I am watching you!


Ich kam erstmals mit Esowatch in Berührung, als ich zu einer Person Informationen suchte, die ich fragwürdig fand. Esowatch benutzt ein Wiki, was gleich mal seriös aussieht, so wie bei Wikipedia eben, der akzeptierten Informationsquelle. »Markenzeichen« von Esowatch ist ein böse dreinblickendes Tierauge.
Und ja, die Informationen, die ich auf Esowatch über die betreffende Person erhielt, entsprachen meinen Vermutungen, waren gut mit Daten unterfüttert, alles bestens eben.

Dann habe ich das eine und das andere Mal in anderen Zusammenhängen wieder bei Esowatch nachgeschaut und ich hatte mich schon fast an diese Seite gewöhnt, ja bis, bis ich über die Leute, die ich selbst gut finde, ebenfalls Einträge bei Esowatch fand und ich dann doch dachte, ich schaue, wer hinter der Seite steckt und habe dazu einfach Wikipedia angesurft.

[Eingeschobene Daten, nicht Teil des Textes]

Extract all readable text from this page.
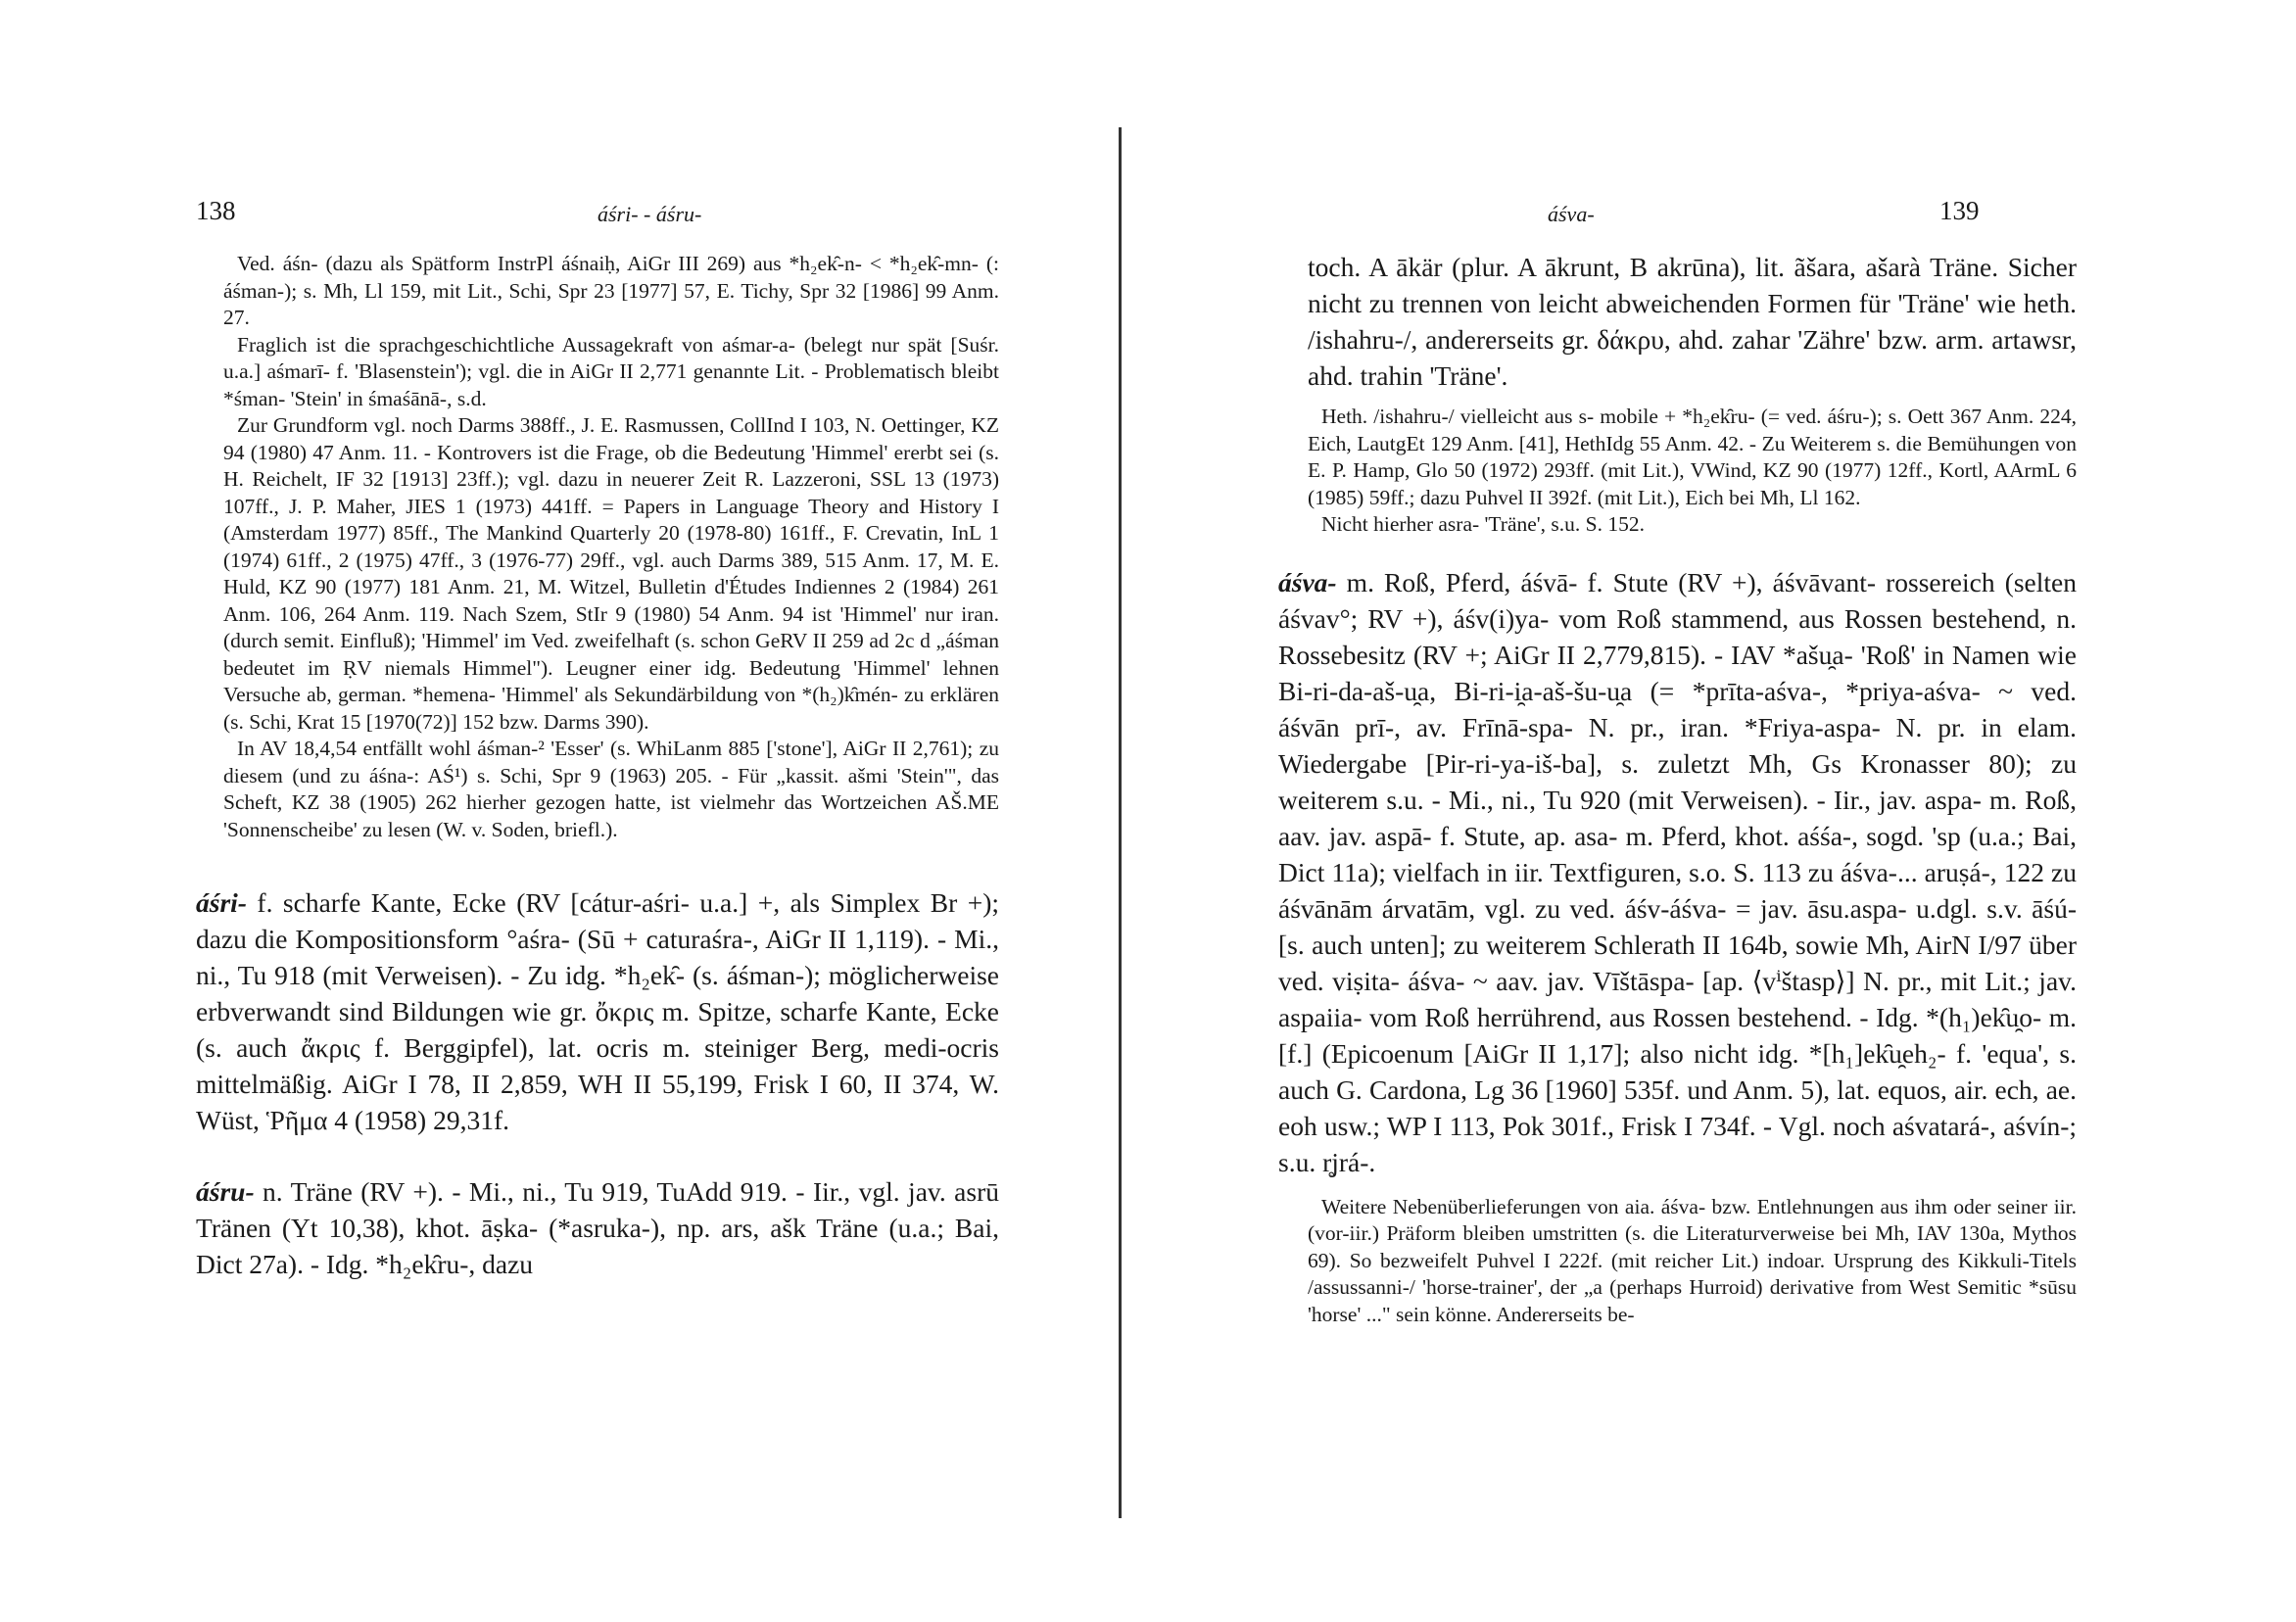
138	áśri- - áśru-	áśva-	139

Ved. áśn- (dazu als Spätform InstrPl áśnaiḥ, AiGr III 269) aus *h₂ek̑-n- < *h₂ek̑-mn- (: áśman-); s. Mh, Ll 159, mit Lit., Schi, Spr 23 [1977] 57, E. Tichy, Spr 32 [1986] 99 Anm. 27.

Fraglich ist die sprachgeschichtliche Aussagekraft von aśmar-a- (belegt nur spät [Suśr. u.a.] aśmarī- f. 'Blasenstein'); vgl. die in AiGr II 2,771 genannte Lit. - Problematisch bleibt *śman- 'Stein' in śmaśānā-, s.d.

Zur Grundform vgl. noch Darms 388ff., J. E. Rasmussen, CollInd I 103, N. Oettinger, KZ 94 (1980) 47 Anm. 11. - Kontrovers ist die Frage, ob die Bedeutung 'Himmel' ererbt sei (s. H. Reichelt, IF 32 [1913] 23ff.); vgl. dazu in neuerer Zeit R. Lazzeroni, SSL 13 (1973) 107ff., J. P. Maher, JIES 1 (1973) 441ff. = Papers in Language Theory and History I (Amsterdam 1977) 85ff., The Mankind Quarterly 20 (1978-80) 161ff., F. Crevatin, InL 1 (1974) 61ff., 2 (1975) 47ff., 3 (1976-77) 29ff., vgl. auch Darms 389, 515 Anm. 17, M. E. Huld, KZ 90 (1977) 181 Anm. 21, M. Witzel, Bulletin d'Études Indiennes 2 (1984) 261 Anm. 106, 264 Anm. 119. Nach Szem, StIr 9 (1980) 54 Anm. 94 ist 'Himmel' nur iran. (durch semit. Einfluß); 'Himmel' im Ved. zweifelhaft (s. schon GeRV II 259 ad 2c d „áśman bedeutet im ṚV niemals Himmel"). Leugner einer idg. Bedeutung 'Himmel' lehnen Versuche ab, german. *hemena- 'Himmel' als Sekundärbildung von *(h₂)k̑mén- zu erklären (s. Schi, Krat 15 [1970(72)] 152 bzw. Darms 390).

In AV 18,4,54 entfällt wohl áśman-² 'Esser' (s. WhiLanm 885 ['stone'], AiGr II 2,761); zu diesem (und zu áśna-: AŚ¹) s. Schi, Spr 9 (1963) 205. - Für „kassit. ašmi 'Stein'", das Scheft, KZ 38 (1905) 262 hierher gezogen hatte, ist vielmehr das Wortzeichen AŠ.ME 'Sonnenscheibe' zu lesen (W. v. Soden, briefl.).

áśri- f. scharfe Kante, Ecke (RV [cátur-aśri- u.a.] +, als Simplex Br +); dazu die Kompositionsform °aśra- (Sū + caturaśra-, AiGr II 1,119). - Mi., ni., Tu 918 (mit Verweisen). - Zu idg. *h₂ek̑- (s. áśman-); möglicherweise erbverwandt sind Bildungen wie gr. ὄκρις m. Spitze, scharfe Kante, Ecke (s. auch ἄκρις f. Berggipfel), lat. ocris m. steiniger Berg, medi-ocris mittelmäßig. AiGr I 78, II 2,859, WH II 55,199, Frisk I 60, II 374, W. Wüst, Ῥῆμα 4 (1958) 29,31f.

áśru- n. Träne (RV +). - Mi., ni., Tu 919, TuAdd 919. - Iir., vgl. jav. asrū Tränen (Yt 10,38), khot. āṣka- (*asruka-), np. ars, ašk Träne (u.a.; Bai, Dict 27a). - Idg. *h₂ek̑ru-, dazu

toch. A ākär (plur. A ākrunt, B akrūna), lit. ãšara, ašarà Träne. Sicher nicht zu trennen von leicht abweichenden Formen für 'Träne' wie heth. /ishahru-/, andererseits gr. δάκρυ, ahd. zahar 'Zähre' bzw. arm. artawsr, ahd. trahin 'Träne'.

Heth. /ishahru-/ vielleicht aus s- mobile + *h₂ek̑ru- (= ved. áśru-); s. Oett 367 Anm. 224, Eich, LautgEt 129 Anm. [41], HethIdg 55 Anm. 42. - Zu Weiterem s. die Bemühungen von E. P. Hamp, Glo 50 (1972) 293ff. (mit Lit.), VWind, KZ 90 (1977) 12ff., Kortl, AArmL 6 (1985) 59ff.; dazu Puhvel II 392f. (mit Lit.), Eich bei Mh, Ll 162.

Nicht hierher asra- 'Träne', s.u. S. 152.

áśva- m. Roß, Pferd, áśvā- f. Stute (RV +), áśvāvant- rossereich (selten áśvav°; RV +), áśv(i)ya- vom Roß stammend, aus Rossen bestehend, n. Rossebesitz (RV +; AiGr II 2,779,815). - IAV *ašu̯a- 'Roß' in Namen wie Bi-ri-da-aš-u̯a, Bi-ri-i̯a-aš-šu-u̯a (= *prīta-aśva-, *priya-aśva- ~ ved. áśvān prī-, av. Frīnā-spa- N. pr., iran. *Friya-aspa- N. pr. in elam. Wiedergabe [Pir-ri-ya-iš-ba], s. zuletzt Mh, Gs Kronasser 80); zu weiterem s.u. - Mi., ni., Tu 920 (mit Verweisen). - Iir., jav. aspa- m. Roß, aav. jav. aspā- f. Stute, ap. asa- m. Pferd, khot. aśśa-, sogd. 'sp (u.a.; Bai, Dict 11a); vielfach in iir. Textfiguren, s.o. S. 113 zu áśva-... aruṣá-, 122 zu áśvānām árvatām, vgl. zu ved. áśv-áśva- = jav. āsu.aspa- u.dgl. s.v. āśú- [s. auch unten]; zu weiterem Schlerath II 164b, sowie Mh, AirN I/97 über ved. viṣita- áśva- ~ aav. jav. Vīštāspa- [ap. ⟨vⁱštasp⟩] N. pr., mit Lit.; jav. aspaiia- vom Roß herrührend, aus Rossen bestehend. - Idg. *(h₁)ek̑u̯o- m. [f.] (Epicoenum [AiGr II 1,17]; also nicht idg. *[h₁]ek̑u̯eh₂- f. 'equa', s. auch G. Cardona, Lg 36 [1960] 535f. und Anm. 5), lat. equos, air. ech, ae. eoh usw.; WP I 113, Pok 301f., Frisk I 734f. - Vgl. noch aśvatará-, aśvín-; s.u. r̥jrá-.

Weitere Nebenüberlieferungen von aia. áśva- bzw. Entlehnungen aus ihm oder seiner iir. (vor-iir.) Präform bleiben umstritten (s. die Literaturverweise bei Mh, IAV 130a, Mythos 69). So bezweifelt Puhvel I 222f. (mit reicher Lit.) indoar. Ursprung des Kikkuli-Titels /assussanni-/ 'horse-trainer', der „a (perhaps Hurroid) derivative from West Semitic *sūsu 'horse' ..." sein könne. Andererseits be-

Das Ergebnis ist ernüchternd. Die Esowatch-Seite wird anonym betrieben. Das kann man bei denen dann auch unter »Impressum« nachlesen, wo die Betreiber gleich keck sich mit denjenigen anlegen, die was dagegen haben könnten, dass sie anonym handeln. Die Internetseite ist in Hongkong registriert und den Namen des Anwalts der Betreiber samt Telefonnummer bekommt der Leser auch gleich serviert:

Linh Wang, 3617 Tower 1, Lippo Centre Hong Kong Queensway 89, Tel +852.367.89941, Fax +852.367.89941

Lustig, oder?

Jetzt kann man doch mal überlegen was diese Leute machen. Sie reden, schreiben über andere Menschen, über deren Verhalten, wo sie wohnen, mit wem sie verkehren, welche Interessen sie haben, wo sie Geld herbekommen, wie die Familienverhältnisse sind, an was sie glauben oder nicht glauben, wer sie unterstützt, was diese publizieren, wer deren Arbeitgeber sind. Und sie werden von verschiedenen Stellen »gelobt«, für ihre seriöse Recherche. – Das heißt, sie ziehen andere Leute (gegen deren Willen) nackt aus, und wenn es die Untersuchung erfordert, kriechen sie denen bis in den After. Natürlich alles notwendig wegen der journalistischen Investigation. 😉

Warum bleibt da ein fader Beigeschmack bei all diesen ehrenwerten Handlungen? Ich war doch selbst zufrieden mit deren Recherche-Ergebnisse. Was will ich mehr.

Einmal ist es der krasse Gegensatz der auf gleicher Ebene stattfindenden Vorgänge. Da wird von den Betreibern den anderen Menschen in der Nase rumgepopelt, (alles nur der journalistischen Absicht zuliebe), aber sie selbst zieren sich wie ein scheues Kätzchen auch nur einen Deut ihrer Identität preisgeben zu wollen.
Und zum Anderen, man stelle sich mal vor, die vertun sich. Klar, unbeabsichtigt. Und irgendwann, vielleicht, mal absichtlich. Vielleicht nur einmal. Niemand merkt es. Niemand merkt es? Na dann erst recht.

Die Sache ist nicht o.k. Das ist es. Es geht nicht darum, dass sie gute Arbeit machen. Darum geht es erst, nachdem sie zeigen, dass sie grundsätzliche Regeln befolgen. Und das tun sie nicht. Wer das mit Wikileaks vergleichen will, ich würde es nicht.

Ich denke, der Staat kann solche Vorgänge nicht zulassen. Hier wird ganz massiv das Persönlichkeitsrecht anderer Menschen tangiert. Womöglich verletzt. Und die, die das tun, wollen dabei anonym bleiben. Hähh, geht‘s noch? – Auf die Dauer wird es nicht ausbleiben, dass von Staatswegen gegen diese Leute ermittelt wird. Das ist ein Muss.